Putusan tersebut lebih ringan atau bahkan bisa dikatakan lolos dari tuntutan sebelumnya yaitu hukuman penjara minimal tiga tahun maksimal seumur hidup dengan tuduhan sengaja membakar kamar mess.

"Tuntutan tersebut lebih ringan dibanding dengan tuntutan sebelumnya yaitu hukuman diatas tiga tahun bahkan bisa seumur hidup, "jelas seorang staf dari TCESIA kepada LiputanBMI (16/5/2019).

Lanjutnya, Rama yang menjadi tersangka utama penyebab terjadinya kebakaran, beberapa kali dipanggil oleh kejaksaan pemerintah kota Taoyuan untuk dimintai keterangan.

Dalam persidangan pertama, penerjemah mengatakan kepada Rama bahwa hakim mendakwanya dengan sengaja memasang kabel ekstensi sehingga menyebabkan kebakaran. Ia akan terancam tuntutan hukuman penjara minimal tiga tahun maksimal seumur hidup.

Mendengar keputusan tersebut Rama sudah tidak bisa berbuat apa-apa, badannya lemas tidak bertenaga. Ia sama sekali tidak mengira kalau hanya masalah kabel konslet yang menurutnya masalah kecil sedangkan hp yang dicas bukan cuma hp dia saja, ia harus menerima hukuman seberat itu.

Seperti halnya Rama, agen juga terkejut dengan keputusan pengadilan yang begitu berat. Agen kemudian meminta bantuan TCESIA untuk mencarikan pengacara supaya bisa mendampingi Rama naik banding.

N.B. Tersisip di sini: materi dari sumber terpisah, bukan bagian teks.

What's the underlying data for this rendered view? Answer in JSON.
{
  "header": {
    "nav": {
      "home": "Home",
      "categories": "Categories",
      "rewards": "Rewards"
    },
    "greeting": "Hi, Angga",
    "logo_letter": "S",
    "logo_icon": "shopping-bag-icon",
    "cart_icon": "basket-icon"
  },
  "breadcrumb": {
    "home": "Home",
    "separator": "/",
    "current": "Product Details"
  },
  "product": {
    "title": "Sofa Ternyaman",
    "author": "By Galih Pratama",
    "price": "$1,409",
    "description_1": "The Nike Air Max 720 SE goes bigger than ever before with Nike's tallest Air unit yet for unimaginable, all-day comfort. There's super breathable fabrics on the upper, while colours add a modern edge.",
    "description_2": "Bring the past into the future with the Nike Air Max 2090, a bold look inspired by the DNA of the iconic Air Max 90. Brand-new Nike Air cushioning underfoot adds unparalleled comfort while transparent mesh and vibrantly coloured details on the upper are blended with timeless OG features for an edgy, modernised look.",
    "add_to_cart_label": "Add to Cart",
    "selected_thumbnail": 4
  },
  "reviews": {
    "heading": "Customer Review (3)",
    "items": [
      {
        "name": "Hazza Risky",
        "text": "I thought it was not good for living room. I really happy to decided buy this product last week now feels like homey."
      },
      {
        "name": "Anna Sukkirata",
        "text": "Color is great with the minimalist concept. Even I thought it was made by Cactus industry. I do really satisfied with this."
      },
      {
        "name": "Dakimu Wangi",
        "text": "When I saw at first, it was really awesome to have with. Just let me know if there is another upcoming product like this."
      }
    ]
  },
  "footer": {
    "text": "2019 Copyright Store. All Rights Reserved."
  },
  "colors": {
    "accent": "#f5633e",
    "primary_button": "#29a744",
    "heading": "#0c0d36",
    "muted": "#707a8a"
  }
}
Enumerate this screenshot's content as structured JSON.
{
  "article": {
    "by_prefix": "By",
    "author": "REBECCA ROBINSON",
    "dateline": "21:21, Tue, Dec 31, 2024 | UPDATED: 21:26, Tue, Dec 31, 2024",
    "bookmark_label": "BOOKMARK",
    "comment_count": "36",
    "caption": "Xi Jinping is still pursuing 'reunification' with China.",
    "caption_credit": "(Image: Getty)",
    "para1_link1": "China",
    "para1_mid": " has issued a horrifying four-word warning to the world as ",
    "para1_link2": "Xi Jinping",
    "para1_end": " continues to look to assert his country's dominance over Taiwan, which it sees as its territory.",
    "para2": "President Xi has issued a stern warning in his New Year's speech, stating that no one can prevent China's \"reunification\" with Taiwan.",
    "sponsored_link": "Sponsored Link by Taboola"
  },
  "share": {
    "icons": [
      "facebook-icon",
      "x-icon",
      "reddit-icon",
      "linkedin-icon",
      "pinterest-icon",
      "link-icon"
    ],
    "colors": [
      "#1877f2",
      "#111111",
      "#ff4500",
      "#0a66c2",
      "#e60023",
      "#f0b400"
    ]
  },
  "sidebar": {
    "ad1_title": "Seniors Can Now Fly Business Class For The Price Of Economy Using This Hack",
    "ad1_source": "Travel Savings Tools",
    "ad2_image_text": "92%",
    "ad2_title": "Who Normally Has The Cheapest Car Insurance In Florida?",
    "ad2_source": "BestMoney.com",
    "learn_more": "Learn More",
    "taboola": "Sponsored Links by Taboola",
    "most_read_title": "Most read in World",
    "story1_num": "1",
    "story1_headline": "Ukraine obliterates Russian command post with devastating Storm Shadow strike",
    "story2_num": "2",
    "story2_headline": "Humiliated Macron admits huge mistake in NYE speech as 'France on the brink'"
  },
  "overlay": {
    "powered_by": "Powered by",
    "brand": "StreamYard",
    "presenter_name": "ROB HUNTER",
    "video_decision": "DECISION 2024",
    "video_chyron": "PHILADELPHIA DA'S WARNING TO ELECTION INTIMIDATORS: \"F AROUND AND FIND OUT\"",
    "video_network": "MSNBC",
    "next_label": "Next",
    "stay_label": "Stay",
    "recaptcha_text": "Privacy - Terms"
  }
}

Saat dipertemukan dengan Rama, pengacara dari TCESIA, Fang Hao-Jien (方浩鍵) mengatakan bahwa ia akan membantu kasusnya sampai selesai. Rama merasa tenang mendengar penjelasan dari pengacaranya, akan tetapi setiap hari masih merasa kawatir, tidak ada nafsu makan, tidur juga tidak nyenyak.

Pada akhir Maret lalu, pengadilan memutuskan bahwa Rama hanya diharuskan mengganti kerugian sebesar NTD 10.000. Mendengar kabar itu, Rama tidak henti-hentinya mengucapkan terima kasih kepada semua pihak yang telah membantunya. Terutama kepada pengacara Fang Hao-Jian, agen, TCESIA serta majikannya.

Menurut agen, selama ini Rama berperilaku baik, ia tidak lepas dari tanggung jawab ketika kebakaran terjadi, sementara majikan juga tidak menuntutnya.

Dalam kesempatan terpisah, kepala TCESIA Huang Yi-jie mengatakan, pengadilan Taiwan harus menghargai hak asazi pekerja migran, jangan karena mereka tidak mengerti hukum kemudian menjatuhkan hukuman yang tidak sesuai dengan kesalahannya.

"Seperti kasus Rama ini, yang sebenarnya hanya ketidak sengajaan (kasus kecil red.,) pengadilan memberinya hukuman seberat itu, seolah-olah Rama dengan sengaja membakar asrama, "jelas Huang Yi-jie.

Selanjutnya Huang Yi-jie berpesan kepada pekerja migran, apabila menemui masalah yang berhubungan dengan hukum segeralah meminta bantuan agen untuk mencarikan pendamping atau pengacara, jangan kabur.

Huang Yi-jie juga meminta supaya agen sering-sering mengingatkan pekerja migran untuk lebih berhati-hati saat menggunakan kabel ekstensi. Jangan memakai kabel ekstensi untuk mengecas beberapa hp atau barang elektronik lainnya dalam satu waktu, karena sangat berbahaya jika sampai konslet.